Bitcoin continúa consolidándose en torno a los 73.000 dólares en un entorno global marcado por una creciente tensión geopolítica y una crisis energética que está redefiniendo el comportamiento de los mercados financieros. La criptomoneda ha logrado estabilizarse tras semanas de fuerte volatilidad, mostrando una resiliencia relativa incluso cuando el conflicto entre Estados Unidos, Israel e Irán sigue escalando y afectando variables macro clave como el petróleo y la inflación.
La guerra escala y golpea al corazón del mercado energético
En los últimos días, el conflicto ha entrado en una fase más crítica, con ataques directos a infraestructura energética y una intensificación de las tensiones en el Golfo Pérsico. Nuevos bombardeos y operaciones militares han afectado instalaciones clave, mientras que el estrecho de Ormuz, por donde pasa cerca del 20% del petróleo mundial, continúa bajo presión, generando disrupciones en el suministro global.
El petróleo se mantiene por encima de los 100 dólares por barril, con subidas acumuladas cercanas al 50 % desde el inicio del conflicto, en lo que ya se considera uno de los mayores shocks de oferta en décadas.

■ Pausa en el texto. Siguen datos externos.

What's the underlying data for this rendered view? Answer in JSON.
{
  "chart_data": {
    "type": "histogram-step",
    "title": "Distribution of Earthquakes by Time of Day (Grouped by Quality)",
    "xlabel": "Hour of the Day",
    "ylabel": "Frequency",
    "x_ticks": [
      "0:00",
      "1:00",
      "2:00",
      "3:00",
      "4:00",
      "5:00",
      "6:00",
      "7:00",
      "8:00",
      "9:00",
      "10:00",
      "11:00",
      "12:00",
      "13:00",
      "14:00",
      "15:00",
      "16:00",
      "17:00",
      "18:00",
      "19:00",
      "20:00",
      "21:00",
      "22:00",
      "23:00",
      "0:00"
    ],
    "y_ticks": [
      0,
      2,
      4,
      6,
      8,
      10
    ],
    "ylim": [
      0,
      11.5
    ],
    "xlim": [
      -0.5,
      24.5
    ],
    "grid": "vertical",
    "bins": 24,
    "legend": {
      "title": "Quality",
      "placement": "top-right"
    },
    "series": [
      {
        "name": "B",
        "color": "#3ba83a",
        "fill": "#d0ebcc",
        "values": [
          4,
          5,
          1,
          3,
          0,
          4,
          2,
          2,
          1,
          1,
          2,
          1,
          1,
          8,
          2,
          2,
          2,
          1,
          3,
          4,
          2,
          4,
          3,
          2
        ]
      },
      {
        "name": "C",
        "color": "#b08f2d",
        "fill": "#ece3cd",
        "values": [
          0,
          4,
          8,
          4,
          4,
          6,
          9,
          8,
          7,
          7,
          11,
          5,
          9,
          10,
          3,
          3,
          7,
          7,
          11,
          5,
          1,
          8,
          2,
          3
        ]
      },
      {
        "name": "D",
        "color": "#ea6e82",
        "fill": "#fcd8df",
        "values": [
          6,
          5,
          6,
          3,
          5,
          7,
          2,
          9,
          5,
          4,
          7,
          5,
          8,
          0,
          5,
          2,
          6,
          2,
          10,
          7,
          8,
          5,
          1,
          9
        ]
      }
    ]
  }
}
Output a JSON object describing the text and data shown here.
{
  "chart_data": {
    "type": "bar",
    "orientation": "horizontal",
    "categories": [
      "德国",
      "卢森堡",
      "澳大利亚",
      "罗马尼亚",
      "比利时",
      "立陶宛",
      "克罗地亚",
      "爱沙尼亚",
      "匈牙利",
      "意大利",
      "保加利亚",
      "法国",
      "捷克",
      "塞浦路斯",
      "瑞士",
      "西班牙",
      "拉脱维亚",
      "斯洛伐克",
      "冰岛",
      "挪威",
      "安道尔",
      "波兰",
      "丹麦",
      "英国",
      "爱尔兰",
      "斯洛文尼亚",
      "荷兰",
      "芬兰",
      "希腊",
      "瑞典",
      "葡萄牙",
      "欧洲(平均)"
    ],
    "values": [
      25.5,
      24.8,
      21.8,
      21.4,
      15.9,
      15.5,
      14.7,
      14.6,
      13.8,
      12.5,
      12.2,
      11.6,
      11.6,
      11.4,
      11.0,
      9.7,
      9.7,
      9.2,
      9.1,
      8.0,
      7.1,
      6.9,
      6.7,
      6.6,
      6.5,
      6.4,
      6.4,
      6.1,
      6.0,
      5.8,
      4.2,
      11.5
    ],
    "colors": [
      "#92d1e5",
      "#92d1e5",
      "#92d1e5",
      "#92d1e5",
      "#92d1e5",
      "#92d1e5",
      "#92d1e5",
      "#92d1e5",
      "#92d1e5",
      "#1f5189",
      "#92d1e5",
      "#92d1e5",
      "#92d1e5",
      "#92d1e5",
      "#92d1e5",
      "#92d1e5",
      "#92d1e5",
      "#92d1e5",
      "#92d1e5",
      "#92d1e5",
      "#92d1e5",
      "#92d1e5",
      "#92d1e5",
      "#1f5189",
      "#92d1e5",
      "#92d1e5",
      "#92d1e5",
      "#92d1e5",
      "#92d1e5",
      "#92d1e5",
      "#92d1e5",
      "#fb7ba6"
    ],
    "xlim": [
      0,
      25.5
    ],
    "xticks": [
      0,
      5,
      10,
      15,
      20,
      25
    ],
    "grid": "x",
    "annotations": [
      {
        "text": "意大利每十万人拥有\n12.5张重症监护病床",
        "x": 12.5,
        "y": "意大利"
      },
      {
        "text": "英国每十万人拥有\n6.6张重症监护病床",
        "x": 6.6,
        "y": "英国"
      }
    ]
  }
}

Bitcoin entre el riesgo global y la resiliencia del mercado
En este contexto, Bitcoin ha seguido un comportamiento que confirma su naturaleza híbrida dentro del sistema financiero. Durante los momentos de mayor tensión, especialmente tras los primeros ataques a finales de febrero, el activo cayó con fuerza hacia la zona de los 65.000 dólares, en línea con el clásico movimiento de aversión al riesgo observado en los mercados globales. Sin embargo, a medida que el mercado ha ido absorbiendo el impacto del conflicto, la criptomoneda ha logrado recuperar terreno y estabilizarse por encima de los niveles previos a la guerra, manteniéndose cerca de los 71.000–73.000 dólares en los últimos días.